The Senate last week approved a No Child Left Behind rewrite that would rework the Bush-era law, which expanded the federal role in education, and return much education power to the states. Among the rewrite’s provisions is banning the federal government from incentivizing or mandating specific sets of academic standards, like the Common Core, which in recent years has become the target of political education backlash.
The Senate’s legislation comes just after students across the country completed their first year of Common Core-aligned exams in the spring. The testing process was less than perfect, with Nevada, Montana, and North Dakota dominating the airwaves with news of a botched exam rollout that crippled standardized testing across the states. Nevada has since filed a breach of contract notice for the technical outages with vendor Measured Progress, and is looking to sign a new deal with California-based CTB/McGraw-Hill.
The Common Core is a set of academic benchmarks -- not a curriculum -- that lays out what American students should know by the end of each grade level to ensure students are college-and career-ready by the time they graduate high school. Individual states and districts determine how to teach and assess their students to meet those standards, which were developed by education experts and interest groups representing state leaders. Nationally, 45 states, Washington, D.C. and three territories originally adopted the standards between 2010 and 2011.
But in response to public outrage and political pressures, some states started to backtrack. Indiana was the first to ax the Common Core last March. Oklahoma and South Carolina followed.
Now, Republican presidential hopefuls are also playing to political strengths, decrying the standards regardless of their prior stances on the issue. Louisiana Gov. Bobby Jindal and Wisconsin Gov. Scott Walker are among those who once backed the Common Core, but now abhor it as they race toward the White House. Even New Jersey Gov. Chris Christie, once one of the few pro-Core Republican governors left standing, decided to take it all back after he announced his White House bid.

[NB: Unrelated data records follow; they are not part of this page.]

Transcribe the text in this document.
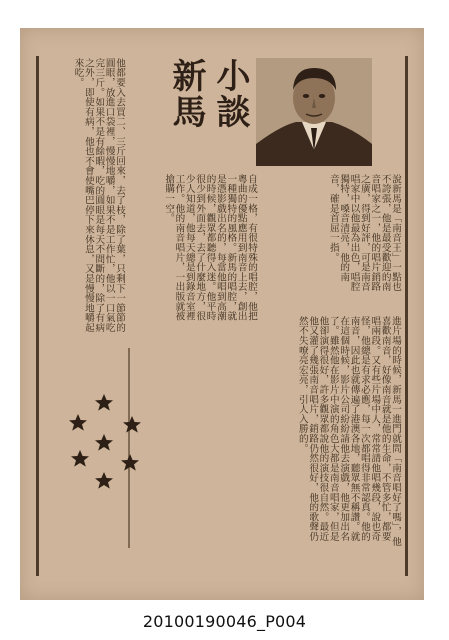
小談
新馬
說新馬是「南音王」一點也不誇張，他是最受歡迎的南音唱家之一，他的唱片銷路之廣，得到好評，可是南音唱家中以他最為出色，唱腔獨特，嗓音清亮，他的南音，確是首屈一指。
自成一格，有很特殊的唱腔，他把粵曲的優點應用到南音上去，創出一種獨特的風格。新馬的唱腔，就是憑影戲出名的，每當他唱到高潮的時候，觀眾都聽得入迷。他平時很少到外面去，去了什麼地方，很少人知道，他每天總是到錄音室裡工作。他的南音唱片，一出版就被搶購一空。
他都要入去買二、三斤回來，去了枝，除了葉，只剩下一節節的圓眼，放進口袋裡，慢慢地嚼，如果不是工作忙，他以一口氣吃完三斤。如果不是有餘暇，吃的圓眼是每天不間斷的，除了有病之外，即使有病，他也不會使嘴巴停下來休息，又是慢慢地嚼起來吃。
進片場的時候，新馬一進門就問「南音唱好了嗎」，他喜歡南音，好像南音就是他的生命，不管多忙，都要唱兩段。又有些片場中人，常常請他唱幾段，說也奇怪，他總是有求必應，每一次都唱得非常認真。他的南音，因此也就傳遍了港澳各地，聽眾無不稱讚。就在這個時候，影片公司紛紛請他去演戲，他更加出名了。雖然他在影片中演的角色大都是南音唱家，但是他卻演得很好，許多觀眾都說他的演技很自然。最近他又灌了幾張南音唱片，銷路仍然很好，他的歌聲仍然不失嘹亮宏亮，引人入勝的。
20100190046_P004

For a while, former Fla. Gov. Jeb Bush was the only candidate on the right who stood behind the standards, until Ohio Gov. John Kasich announced his candidacy Tuesday.
As Common Core opponents fight more vociferously than supporters, RealClearEducation compiled an (unscientific) heat map that assesses Common Core’s risk of revocation in each state based on a number of measures, including the stances of state governors and superintendents, legislative warmth for the standards, and how previous attempts to edit or repeal the standards have fared in state legislatures. The states are rated on a scale of 0 (no risk of repeal) to 10 (very high risk of repeal). See our first heat map from December here.
Hover over the heat map below for more. Zoom controls are at the top left. To drag the map, hold down the shift key, click, and pull with your mouse. Select consecutive groups to highlight by clicking while holding down the shift key, or highlight nonconsecutive groups by clicking while holding down the control key. Alaska is not pictured, as the state did not adopt Common Core.
This article and the data below were last updated July 22, 2015.
The landscape hasn’t changed drastically since the winter, as most of the Common Core climate has shifted more politically than legislatively. That, however, could change we enter election season and are faced with possible new implications in an NCLB rewrite, and as states reassess testing contracts and consider new legislation.